Minggu pagi yang cerah. Suhu udara waktu itu sekitar 17°C, sejuk walau pun agak berangin. Setelah menitipkan koper di concierge Hotel, kami beristirahat sebentar di cafe sambil menunggu kedatangan Sussie dan Frank.
Petualangan kami hari itu dimulai dengan mengunjungi Volendam, sebuah desa kecil berjarak 20 km di sebelah utara Amsterdam. Perjalanan ke Volendam memakan waktu sekitar 30 menit naik mobil.
Dulu, Volendam merupakan sebuah pelabuhan untuk kota Edam, kota penghasil keju yang sangat terkenal di Belanda. Pelabuhan Volendam berhenti beroperasi sesudah Edam membuat pelabuhannya sendiri pada sekitar tahun 1357. Memasuki abad ke-20, Volendam juga menjadi tempat peristirahatan bagi banyak seniman Belanda seperti Picasso dan Renoir. Dan hingga saat ini, desa kecil ini masih menjadi salah satu tujuan wisata paling menarik di Belanda.
Buat saya, selain kapal-kapal nelayan tua dan pakaian tradisional yang hingga saat ini masih dikenakan oleh sebagian orang di sana, daya tarik lain yang membuat saya jatuh hati pada Volendam adalah deretan rumah penduduknya yang sangat khas. Bentuk rumah-rumah itu hampir seragam semuanya. Ukurannya tidak terlalu besar dengan atap yang runcing (berguna untuk memecah hempasan angin kencang dari laut). Rumah2 mungil itu tertata sangat rapi, masing2 dengan halaman kecil yang umumnya dihiasi bermacam bunga warna-warni. Cantiiik sekali. Mirip seperti deretan rumah boneka…
Yang membedakan rumah yang satu dan lainnya dalah pintunya. Konon, dulu penduduk setempat sering pulang ke rumah dalam keadaan mabuk, dan supaya mereka tidak salah masuk rumah, masing-masing pintu rumah dibuat dengan tandanya sendiri-sendiri. Pretty smart, yaa… 🙂
Pada umumnya penduduk Volendam tidak menggunakan / tidak mempunyai mobil. Bagi yang mempunyai mobil, disediakan lapangan parkir khusus yang letaknya agak jauh dari rumah mereka. Mereka biasa berjalan kaki atau naik sepeda untuk berkeliling. Menyusuri jalan2 di kota kecil ini rasanya menyenangkan sekali.

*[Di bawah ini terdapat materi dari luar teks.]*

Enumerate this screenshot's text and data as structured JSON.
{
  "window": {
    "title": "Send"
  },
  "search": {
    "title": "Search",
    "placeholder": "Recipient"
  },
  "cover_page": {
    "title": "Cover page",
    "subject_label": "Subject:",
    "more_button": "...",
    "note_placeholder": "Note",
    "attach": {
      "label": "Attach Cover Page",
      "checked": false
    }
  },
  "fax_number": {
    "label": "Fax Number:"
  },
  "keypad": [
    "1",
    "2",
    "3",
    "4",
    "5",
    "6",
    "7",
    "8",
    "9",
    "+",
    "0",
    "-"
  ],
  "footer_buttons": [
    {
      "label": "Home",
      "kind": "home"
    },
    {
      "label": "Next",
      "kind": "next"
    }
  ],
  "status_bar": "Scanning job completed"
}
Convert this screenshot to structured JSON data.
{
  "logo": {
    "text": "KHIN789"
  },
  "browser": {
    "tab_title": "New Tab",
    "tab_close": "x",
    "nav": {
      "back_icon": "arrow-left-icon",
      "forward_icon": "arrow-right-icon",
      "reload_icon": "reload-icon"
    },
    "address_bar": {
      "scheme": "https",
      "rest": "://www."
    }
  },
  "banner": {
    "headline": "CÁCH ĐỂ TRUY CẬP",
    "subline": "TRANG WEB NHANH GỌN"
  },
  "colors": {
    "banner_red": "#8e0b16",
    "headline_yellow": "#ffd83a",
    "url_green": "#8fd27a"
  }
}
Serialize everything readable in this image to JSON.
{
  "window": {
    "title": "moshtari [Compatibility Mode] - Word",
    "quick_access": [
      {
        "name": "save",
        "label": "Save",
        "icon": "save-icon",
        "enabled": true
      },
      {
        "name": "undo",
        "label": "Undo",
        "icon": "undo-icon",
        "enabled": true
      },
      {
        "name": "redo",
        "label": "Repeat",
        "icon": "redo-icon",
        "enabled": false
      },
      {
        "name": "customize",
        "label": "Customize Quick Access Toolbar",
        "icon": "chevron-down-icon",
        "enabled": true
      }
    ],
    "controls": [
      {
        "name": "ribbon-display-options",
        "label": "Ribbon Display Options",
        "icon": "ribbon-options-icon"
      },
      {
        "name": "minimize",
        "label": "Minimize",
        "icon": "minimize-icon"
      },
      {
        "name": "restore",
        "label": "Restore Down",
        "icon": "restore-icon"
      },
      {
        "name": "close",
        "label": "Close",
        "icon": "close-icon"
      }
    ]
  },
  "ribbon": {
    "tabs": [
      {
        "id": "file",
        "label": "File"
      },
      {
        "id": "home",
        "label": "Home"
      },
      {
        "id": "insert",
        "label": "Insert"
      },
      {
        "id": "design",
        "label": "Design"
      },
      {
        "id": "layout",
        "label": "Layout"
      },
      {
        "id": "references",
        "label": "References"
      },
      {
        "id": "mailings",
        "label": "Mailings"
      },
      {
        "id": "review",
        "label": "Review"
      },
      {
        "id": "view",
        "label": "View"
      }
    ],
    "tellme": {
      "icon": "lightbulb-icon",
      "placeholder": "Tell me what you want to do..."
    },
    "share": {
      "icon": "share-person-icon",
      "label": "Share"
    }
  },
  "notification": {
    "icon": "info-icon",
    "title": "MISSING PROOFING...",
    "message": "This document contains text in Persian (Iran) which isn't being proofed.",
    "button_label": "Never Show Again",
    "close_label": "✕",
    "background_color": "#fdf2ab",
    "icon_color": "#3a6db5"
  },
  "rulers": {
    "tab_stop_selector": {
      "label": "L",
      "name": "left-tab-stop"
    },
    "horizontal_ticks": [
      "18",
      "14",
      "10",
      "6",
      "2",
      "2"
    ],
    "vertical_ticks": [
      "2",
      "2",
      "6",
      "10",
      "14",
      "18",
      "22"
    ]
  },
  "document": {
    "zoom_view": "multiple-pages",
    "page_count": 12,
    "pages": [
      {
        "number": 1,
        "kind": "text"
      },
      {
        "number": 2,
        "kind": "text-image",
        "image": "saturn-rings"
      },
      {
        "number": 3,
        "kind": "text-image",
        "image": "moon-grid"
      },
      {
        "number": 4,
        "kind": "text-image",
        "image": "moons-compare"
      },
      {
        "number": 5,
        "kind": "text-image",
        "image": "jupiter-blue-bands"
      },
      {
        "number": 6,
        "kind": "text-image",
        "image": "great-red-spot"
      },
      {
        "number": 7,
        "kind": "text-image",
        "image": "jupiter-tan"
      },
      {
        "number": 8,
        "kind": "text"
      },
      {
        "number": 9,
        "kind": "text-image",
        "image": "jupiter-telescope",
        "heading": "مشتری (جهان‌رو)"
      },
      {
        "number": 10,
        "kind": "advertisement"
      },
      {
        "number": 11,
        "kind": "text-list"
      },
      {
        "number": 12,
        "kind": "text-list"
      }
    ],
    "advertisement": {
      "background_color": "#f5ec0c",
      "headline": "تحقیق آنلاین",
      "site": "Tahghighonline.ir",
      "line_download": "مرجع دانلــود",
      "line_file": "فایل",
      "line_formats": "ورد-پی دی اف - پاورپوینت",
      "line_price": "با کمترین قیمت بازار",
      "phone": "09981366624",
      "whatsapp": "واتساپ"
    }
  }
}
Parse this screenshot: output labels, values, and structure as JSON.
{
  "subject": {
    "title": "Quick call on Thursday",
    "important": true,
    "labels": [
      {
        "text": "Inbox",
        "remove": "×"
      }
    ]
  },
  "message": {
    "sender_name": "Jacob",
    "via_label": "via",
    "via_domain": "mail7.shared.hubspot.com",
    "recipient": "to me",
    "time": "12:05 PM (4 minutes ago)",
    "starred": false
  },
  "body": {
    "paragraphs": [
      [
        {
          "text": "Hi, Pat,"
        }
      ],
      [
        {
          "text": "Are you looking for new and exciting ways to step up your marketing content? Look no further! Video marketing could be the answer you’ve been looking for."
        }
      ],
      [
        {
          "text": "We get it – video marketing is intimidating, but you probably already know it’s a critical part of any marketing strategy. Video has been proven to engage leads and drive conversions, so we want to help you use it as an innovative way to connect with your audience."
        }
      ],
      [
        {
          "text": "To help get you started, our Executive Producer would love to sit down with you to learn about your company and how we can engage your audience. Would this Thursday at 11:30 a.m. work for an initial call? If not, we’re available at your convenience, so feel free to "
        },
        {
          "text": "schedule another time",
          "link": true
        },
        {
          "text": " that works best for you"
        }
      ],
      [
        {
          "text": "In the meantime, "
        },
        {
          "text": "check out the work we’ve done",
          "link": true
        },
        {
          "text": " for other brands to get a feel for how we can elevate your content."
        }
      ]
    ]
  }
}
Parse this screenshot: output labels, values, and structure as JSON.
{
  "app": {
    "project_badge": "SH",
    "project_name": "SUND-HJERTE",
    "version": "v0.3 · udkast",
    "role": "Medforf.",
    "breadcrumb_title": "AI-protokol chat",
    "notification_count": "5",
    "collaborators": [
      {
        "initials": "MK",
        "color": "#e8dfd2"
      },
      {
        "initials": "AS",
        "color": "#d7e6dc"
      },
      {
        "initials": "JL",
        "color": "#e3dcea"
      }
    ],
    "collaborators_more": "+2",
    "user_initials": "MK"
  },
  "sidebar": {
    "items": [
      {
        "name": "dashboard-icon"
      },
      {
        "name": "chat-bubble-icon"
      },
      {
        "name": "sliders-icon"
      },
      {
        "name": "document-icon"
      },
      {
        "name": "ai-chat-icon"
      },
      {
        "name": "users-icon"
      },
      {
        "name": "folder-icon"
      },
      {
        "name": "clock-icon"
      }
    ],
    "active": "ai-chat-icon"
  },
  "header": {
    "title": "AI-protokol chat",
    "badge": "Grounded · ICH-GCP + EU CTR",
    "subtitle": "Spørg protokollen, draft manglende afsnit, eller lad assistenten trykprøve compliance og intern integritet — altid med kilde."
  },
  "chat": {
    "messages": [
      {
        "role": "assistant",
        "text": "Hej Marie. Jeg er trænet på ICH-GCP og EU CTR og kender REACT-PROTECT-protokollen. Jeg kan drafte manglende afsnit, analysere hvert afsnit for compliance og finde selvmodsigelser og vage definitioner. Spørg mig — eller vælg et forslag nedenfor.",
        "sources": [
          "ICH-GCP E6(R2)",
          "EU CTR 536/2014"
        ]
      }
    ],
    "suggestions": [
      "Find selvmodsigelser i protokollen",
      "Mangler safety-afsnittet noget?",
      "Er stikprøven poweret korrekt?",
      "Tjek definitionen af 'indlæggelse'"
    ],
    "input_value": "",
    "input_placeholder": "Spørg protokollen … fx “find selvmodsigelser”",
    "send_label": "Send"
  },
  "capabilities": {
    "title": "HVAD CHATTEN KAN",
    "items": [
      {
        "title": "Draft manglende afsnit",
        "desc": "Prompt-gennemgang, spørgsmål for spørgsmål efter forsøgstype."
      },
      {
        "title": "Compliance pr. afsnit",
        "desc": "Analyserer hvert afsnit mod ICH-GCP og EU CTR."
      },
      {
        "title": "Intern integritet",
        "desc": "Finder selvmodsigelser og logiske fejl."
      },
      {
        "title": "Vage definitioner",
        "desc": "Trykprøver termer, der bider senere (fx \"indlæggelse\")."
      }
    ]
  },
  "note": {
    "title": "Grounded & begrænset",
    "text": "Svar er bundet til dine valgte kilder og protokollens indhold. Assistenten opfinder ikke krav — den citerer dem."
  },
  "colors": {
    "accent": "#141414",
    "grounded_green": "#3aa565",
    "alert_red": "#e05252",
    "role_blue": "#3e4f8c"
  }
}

Kehidupan di Volendam juga terasa sangat tenang dan relax. Waktu seperti berjalan lambat di sana. Bener2 tempat yang pas untuk bersantai. Menikmati sore dengan duduk2 di dermaga. Memandangi laut, perahu nelayan, dan burung2 camar yang beterbangan…
Atau bisa juga duduk di tepi laut sambil mengobrol dengan seorang nelayan tua yang sudah disulap jadi patung. Hehehehe…
Saat kami tiba di Volendam, di salah satu sudut jalan sedang diadakan pertunjukan musik. Kami berhenti sebentar untuk menyaksikan serombongan bapak2 dan ibu berpakaian tradisional Volendam, memainkan alat2 musik dan membawakan beberapa lagu daerahnya. Saya ga kenal dengan lagu2nya, tapi menikmati sekali suasananya.
Dari sana, perjalanan kami lanjutkan ke dermaga, dimana bermacam restoran, toko suvenir dan studio foto berbaris dengan rapi. Barang2 khas negeri Belanda seperti klompen, bunga tulip dan kerajinan keramik dijajakan hampir di semua toko suvenir. Dan tentu saja cenderamata standar lainnya seperti gantungan kunci, magnet kulkas dan signatured t-shirts.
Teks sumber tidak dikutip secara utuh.